Song by Ray Lynch

from the album Deep Breakfast
- Released: December 12, 1984
- Genre: New-age
- Length: 4:37
- Songwriter: Ray Lynch

Audio sample
- file; help;

= Celestial Soda Pop =

"Celestial Soda Pop" is a song by American new-age musician Ray Lynch for his second album, Deep Breakfast.

==Composition==
The song was composed in C♯ minor and features a repetitive progression performed on a synthesizer.

==Reception==
In reviewing Lynch's album No Blue Thing, Keith Tuber of Orange Coast called "Celestial Soda Pop" "irresistible." Meanwhile, in reviewing Deep Breakfast, P.J. Birosik of Yoga Journal called "Celestial Soda Pop" a "wonderfully memorable little tune". Steve Korte of CD Review referred to the song as "a standard that you've probably heard dozens of times in your local supermarket or dentist's office". However, John Schaefer, author of New Sounds: A Listener's Guide to New Music, referred to the piece as a "vacuous title" and claimed that Lynch possesses "limited ability on the synthesizer".

==Remixes==
In 1998, Ray Lynch produced a techno remix of "Celestial Soda Pop" for his compilation album, Best Of, Volume One.
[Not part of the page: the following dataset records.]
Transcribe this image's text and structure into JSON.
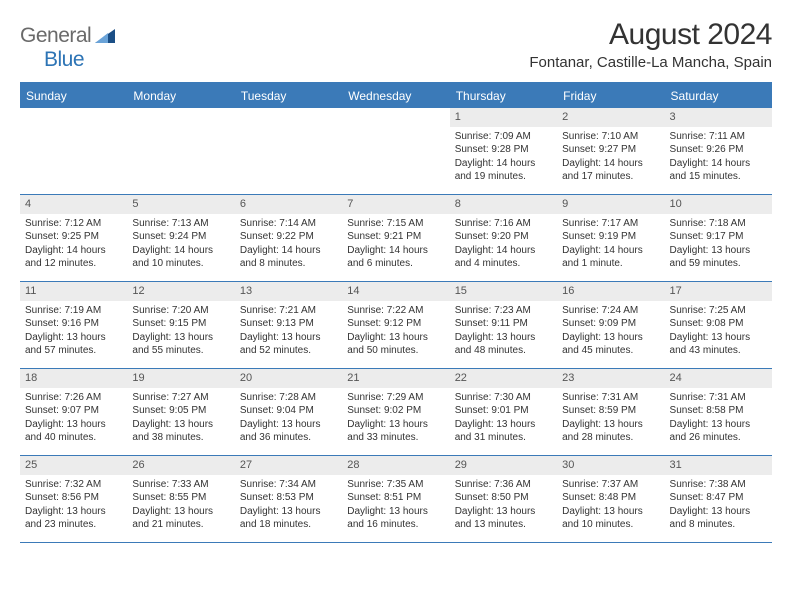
{
  "logo": {
    "text1": "General",
    "text2": "Blue"
  },
  "title": "August 2024",
  "location": "Fontanar, Castille-La Mancha, Spain",
  "daynames": [
    "Sunday",
    "Monday",
    "Tuesday",
    "Wednesday",
    "Thursday",
    "Friday",
    "Saturday"
  ],
  "colors": {
    "header_bar": "#3b7ab8",
    "daynum_bg": "#ececec",
    "logo_gray": "#6a6a6a",
    "logo_blue": "#2d74b5",
    "tri_light": "#6aa3d8",
    "tri_dark": "#1b4f86"
  },
  "weeks": [
    [
      {
        "day": "",
        "sunrise": "",
        "sunset": "",
        "daylight1": "",
        "daylight2": ""
      },
      {
        "day": "",
        "sunrise": "",
        "sunset": "",
        "daylight1": "",
        "daylight2": ""
      },
      {
        "day": "",
        "sunrise": "",
        "sunset": "",
        "daylight1": "",
        "daylight2": ""
      },
      {
        "day": "",
        "sunrise": "",
        "sunset": "",
        "daylight1": "",
        "daylight2": ""
      },
      {
        "day": "1",
        "sunrise": "Sunrise: 7:09 AM",
        "sunset": "Sunset: 9:28 PM",
        "daylight1": "Daylight: 14 hours",
        "daylight2": "and 19 minutes."
      },
      {
        "day": "2",
        "sunrise": "Sunrise: 7:10 AM",
        "sunset": "Sunset: 9:27 PM",
        "daylight1": "Daylight: 14 hours",
        "daylight2": "and 17 minutes."
      },
      {
        "day": "3",
        "sunrise": "Sunrise: 7:11 AM",
        "sunset": "Sunset: 9:26 PM",
        "daylight1": "Daylight: 14 hours",
        "daylight2": "and 15 minutes."
      }
    ],
    [
      {
        "day": "4",
        "sunrise": "Sunrise: 7:12 AM",
        "sunset": "Sunset: 9:25 PM",
        "daylight1": "Daylight: 14 hours",
        "daylight2": "and 12 minutes."
      },
      {
        "day": "5",
        "sunrise": "Sunrise: 7:13 AM",
        "sunset": "Sunset: 9:24 PM",
        "daylight1": "Daylight: 14 hours",
        "daylight2": "and 10 minutes."
      },
      {
        "day": "6",
        "sunrise": "Sunrise: 7:14 AM",
        "sunset": "Sunset: 9:22 PM",
        "daylight1": "Daylight: 14 hours",
        "daylight2": "and 8 minutes."
      },
      {
        "day": "7",
        "sunrise": "Sunrise: 7:15 AM",
        "sunset": "Sunset: 9:21 PM",
        "daylight1": "Daylight: 14 hours",
        "daylight2": "and 6 minutes."
      },
      {
        "day": "8",
        "sunrise": "Sunrise: 7:16 AM",
        "sunset": "Sunset: 9:20 PM",
        "daylight1": "Daylight: 14 hours",
        "daylight2": "and 4 minutes."
      },
      {
        "day": "9",
        "sunrise": "Sunrise: 7:17 AM",
        "sunset": "Sunset: 9:19 PM",
        "daylight1": "Daylight: 14 hours",
        "daylight2": "and 1 minute."
      },
      {
        "day": "10",
        "sunrise": "Sunrise: 7:18 AM",
        "sunset": "Sunset: 9:17 PM",
        "daylight1": "Daylight: 13 hours",
        "daylight2": "and 59 minutes."
      }
    ],
    [
      {
        "day": "11",
        "sunrise": "Sunrise: 7:19 AM",
        "sunset": "Sunset: 9:16 PM",
        "daylight1": "Daylight: 13 hours",
        "daylight2": "and 57 minutes."
      },
      {
        "day": "12",
        "sunrise": "Sunrise: 7:20 AM",
        "sunset": "Sunset: 9:15 PM",
        "daylight1": "Daylight: 13 hours",
        "daylight2": "and 55 minutes."
      },
      {
        "day": "13",
        "sunrise": "Sunrise: 7:21 AM",
        "sunset": "Sunset: 9:13 PM",
        "daylight1": "Daylight: 13 hours",
        "daylight2": "and 52 minutes."
      },
      {
        "day": "14",
        "sunrise": "Sunrise: 7:22 AM",
        "sunset": "Sunset: 9:12 PM",
        "daylight1": "Daylight: 13 hours",
        "daylight2": "and 50 minutes."
      },
      {
        "day": "15",
        "sunrise": "Sunrise: 7:23 AM",
        "sunset": "Sunset: 9:11 PM",
        "daylight1": "Daylight: 13 hours",
        "daylight2": "and 48 minutes."
      },
      {
        "day": "16",
        "sunrise": "Sunrise: 7:24 AM",
        "sunset": "Sunset: 9:09 PM",
        "daylight1": "Daylight: 13 hours",
        "daylight2": "and 45 minutes."
      },
      {
        "day": "17",
        "sunrise": "Sunrise: 7:25 AM",
        "sunset": "Sunset: 9:08 PM",
        "daylight1": "Daylight: 13 hours",
        "daylight2": "and 43 minutes."
      }
    ],
    [
      {
        "day": "18",
        "sunrise": "Sunrise: 7:26 AM",
        "sunset": "Sunset: 9:07 PM",
        "daylight1": "Daylight: 13 hours",
        "daylight2": "and 40 minutes."
      },
      {
        "day": "19",
        "sunrise": "Sunrise: 7:27 AM",
        "sunset": "Sunset: 9:05 PM",
        "daylight1": "Daylight: 13 hours",
        "daylight2": "and 38 minutes."
      },
      {
        "day": "20",
        "sunrise": "Sunrise: 7:28 AM",
        "sunset": "Sunset: 9:04 PM",
        "daylight1": "Daylight: 13 hours",
        "daylight2": "and 36 minutes."
      },
      {
        "day": "21",
        "sunrise": "Sunrise: 7:29 AM",
        "sunset": "Sunset: 9:02 PM",
        "daylight1": "Daylight: 13 hours",
        "daylight2": "and 33 minutes."
      },
      {
        "day": "22",
        "sunrise": "Sunrise: 7:30 AM",
        "sunset": "Sunset: 9:01 PM",
        "daylight1": "Daylight: 13 hours",
        "daylight2": "and 31 minutes."
      },
      {
        "day": "23",
        "sunrise": "Sunrise: 7:31 AM",
        "sunset": "Sunset: 8:59 PM",
        "daylight1": "Daylight: 13 hours",
        "daylight2": "and 28 minutes."
      },
      {
        "day": "24",
        "sunrise": "Sunrise: 7:31 AM",
        "sunset": "Sunset: 8:58 PM",
        "daylight1": "Daylight: 13 hours",
        "daylight2": "and 26 minutes."
      }
    ],
    [
      {
        "day": "25",
        "sunrise": "Sunrise: 7:32 AM",
        "sunset": "Sunset: 8:56 PM",
        "daylight1": "Daylight: 13 hours",
        "daylight2": "and 23 minutes."
      },
      {
        "day": "26",
        "sunrise": "Sunrise: 7:33 AM",
        "sunset": "Sunset: 8:55 PM",
        "daylight1": "Daylight: 13 hours",
        "daylight2": "and 21 minutes."
      },
      {
        "day": "27",
        "sunrise": "Sunrise: 7:34 AM",
        "sunset": "Sunset: 8:53 PM",
        "daylight1": "Daylight: 13 hours",
        "daylight2": "and 18 minutes."
      },
      {
        "day": "28",
        "sunrise": "Sunrise: 7:35 AM",
        "sunset": "Sunset: 8:51 PM",
        "daylight1": "Daylight: 13 hours",
        "daylight2": "and 16 minutes."
      },
      {
        "day": "29",
        "sunrise": "Sunrise: 7:36 AM",
        "sunset": "Sunset: 8:50 PM",
        "daylight1": "Daylight: 13 hours",
        "daylight2": "and 13 minutes."
      },
      {
        "day": "30",
        "sunrise": "Sunrise: 7:37 AM",
        "sunset": "Sunset: 8:48 PM",
        "daylight1": "Daylight: 13 hours",
        "daylight2": "and 10 minutes."
      },
      {
        "day": "31",
        "sunrise": "Sunrise: 7:38 AM",
        "sunset": "Sunset: 8:47 PM",
        "daylight1": "Daylight: 13 hours",
        "daylight2": "and 8 minutes."
      }
    ]
  ]
}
The song was later remixed by Boreta of the Glitch Mob in 2015.

==In popular culture==
In 1986, "Celestial Soda Pop" was used as a theme song for the NPR show Fresh Air. The track was also featured in the 1987 documentary film, Downwind/Downstream. On May 26, 1990, Joel Selvin of the San Francisco Chronicle commented that the use of the song by NPR probably caused Deep Breakfast to have a "considerable boost" in sales. In 1991, the Stone Mountain Laser Show near Atlanta began using "Celestial Soda Pop" as one of the tracks in the show, set to animated shapes and colors.